If an incident occurs, organizations must be prepared to move quickly to corral the key information and act on it. Some questions an organization must be prepared to immediate address include:
- What happened? Has data only been encrypted, or has it been extracted? Are threat actors still actively in the IT environment and monitoring communications? Can the encrypted data be restored independently of the threat actors? Knowing what happened is essential for knowing how to use the crisis roadmap.
- Who needs to know what, and when? If data has been ex-filtrated or frozen, who needs to be alerted immediately and who can be informed later? Which law enforcement or regulatory authorities need to be looped in, and when? Is there an insurance policy that requires notice to the insurer?
- Is there a ransom demand, and can/should we even pay it? It is not strictly speaking illegal to pay a ransom demand, but organizations must be mindful of whether the threat actors they are dealing with are on any sanction lists which could criminalize payments. Even if it is not on a sanctions list, the trustworthiness of threat actors can vary significantly – with some having reputations of keeping their word and others being less predictable.
- What is the business and legal risk? What is the business loss if the data remains encrypted or is exposed? What legal jeopardy will the organization be in if the data has been exposed? From whom?
Dealing with a ransomware attack can be a surreal experience akin to being robbed at gunpoint by a ghost. Organizations that may be used to making decisions over days or weeks must be able to act within hours. Having a crisis roadmap and the capacity to quickly scan and identify what happened can significantly enhance the ability of an organization to react to the threat, however it manifests.
CDPR knew within a day that it would (and could) refuse to pay the ransom. It could not have been an easy decision to make, but one that required balancing the risks and benefits of having invaluable and sensitive information stolen against the business expediency of restoring systems and recovering assets by paying the ransom.

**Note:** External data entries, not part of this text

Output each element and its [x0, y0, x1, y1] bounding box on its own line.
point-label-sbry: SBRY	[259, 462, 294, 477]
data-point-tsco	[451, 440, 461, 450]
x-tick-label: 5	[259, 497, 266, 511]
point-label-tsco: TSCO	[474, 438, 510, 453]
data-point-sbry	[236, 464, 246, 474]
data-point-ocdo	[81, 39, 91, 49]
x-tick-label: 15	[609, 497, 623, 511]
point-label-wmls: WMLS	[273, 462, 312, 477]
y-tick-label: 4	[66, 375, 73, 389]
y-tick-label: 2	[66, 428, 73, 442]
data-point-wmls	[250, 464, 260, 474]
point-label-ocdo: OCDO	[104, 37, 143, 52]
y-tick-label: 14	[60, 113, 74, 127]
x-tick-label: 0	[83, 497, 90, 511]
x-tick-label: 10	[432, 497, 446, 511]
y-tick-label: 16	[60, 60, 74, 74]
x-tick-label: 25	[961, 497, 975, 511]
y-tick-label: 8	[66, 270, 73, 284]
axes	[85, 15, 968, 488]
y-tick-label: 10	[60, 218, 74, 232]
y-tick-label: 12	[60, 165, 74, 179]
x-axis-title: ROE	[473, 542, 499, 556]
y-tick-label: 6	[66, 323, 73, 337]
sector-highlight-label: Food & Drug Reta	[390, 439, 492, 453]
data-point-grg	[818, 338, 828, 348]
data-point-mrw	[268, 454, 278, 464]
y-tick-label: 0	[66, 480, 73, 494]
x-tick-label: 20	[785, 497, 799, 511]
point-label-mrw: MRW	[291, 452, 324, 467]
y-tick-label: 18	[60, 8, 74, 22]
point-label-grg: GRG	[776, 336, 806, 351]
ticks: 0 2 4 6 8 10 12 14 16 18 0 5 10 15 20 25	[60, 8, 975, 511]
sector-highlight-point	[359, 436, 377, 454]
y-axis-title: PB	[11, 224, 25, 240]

It is important to note that organizations that suffer a breach do not need to fend for themselves. There is an entire service industry that has grown in response to the rise in cyber security incidents. Breach coaches (who are often lawyers), as well as forensic investigators and negotiators, can offer immediate advice and expertise to organizations and help orient them in a crisis. Law enforcement and regulators are also often prepared to offer assistance when asked. There are many resources, including lawyers, who can help organizations be proactive as well, including building out the roadmap, mapping out risks, and running tabletop exercises. The better prepared an organization can be in advance of a crisis, the easier it can be to know when to just say "no".